I really honestly truly DON'T see what Nate sees in me, but I'm damn glad that he does. I don't know what (or where) I'd be without him. He's made me the person I am today, a hell of a lot better. I don't know what I'd do without him. He makes me, ME. I sure hope he never ever ever forgets that. Man, I love him.. he really has no idea. I love him more than anything in the entire world, and I'd do anything, and everything to make him happy. I strive to be the best person I can be, for him. Because sometimes I need to be strong for him. And sometimes he needs to be strong for me. But either way, I'm completely 100% his, and I always will be.

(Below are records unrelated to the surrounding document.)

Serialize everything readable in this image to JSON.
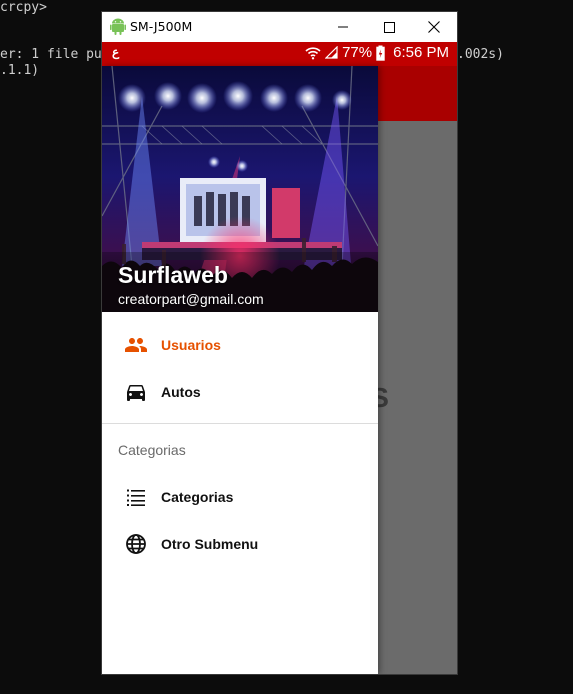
{
  "terminal": {
    "lines": [
      "crcpy>",
      "er: 1 file pu",
      ".1.1)",
      ".002s)"
    ]
  },
  "window": {
    "title": "SM-J500M",
    "icons": {
      "app": "android-icon",
      "minimize": "minimize-icon",
      "maximize": "maximize-icon",
      "close": "close-icon"
    }
  },
  "statusbar": {
    "left_glyph": "ع",
    "battery": "77%",
    "time": "6:56 PM"
  },
  "background": {
    "partial_text": "RS"
  },
  "drawer": {
    "header": {
      "name": "Surflaweb",
      "email": "creatorpart@gmail.com"
    },
    "items": [
      {
        "label": "Usuarios",
        "icon": "people-icon",
        "active": true
      },
      {
        "label": "Autos",
        "icon": "car-icon",
        "active": false
      }
    ],
    "section_title": "Categorias",
    "section_items": [
      {
        "label": "Categorias",
        "icon": "list-icon"
      },
      {
        "label": "Otro Submenu",
        "icon": "globe-icon"
      }
    ]
  },
  "colors": {
    "statusbar": "#c00000",
    "appbar": "#a90000",
    "active_item": "#e65100",
    "scrim": "#6b6b6b"
  }
}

And no matter WHAT we ever go through, I know it's never going to break us apart. The things we've already been through really shows that we're forever. And I know people usually don't know "their forever" after just seven months, at 15 years old, but I guess I'm just the oddball out of that. Because I KNOW that he and I are forever (and ever and ever and ever.) Not a minute goes by that he's not in my mind, and I'm not worried about him, yet so thrilled to see what happens next. I could spend hours just talking about how much I love him, how much he's helped me, and how much I need him and his support. It feels SO good to know that I can go to him, in my pajamas, with no make-up on, at my absolute worst, and he still thinks I'm absolutely flawless. I wouldn't be able to go more than a a day without talking to him, it'd break me. He's what I need to get through the day, his voice, his love, his support. HIM.
It sends shivers down my spine every single time he touches me, hugs me, kisses me. And I can't see myself without him, not ever. He is my life, and there's no doubt about it. I love him with absolutely everything I am and I don't ever see that changing.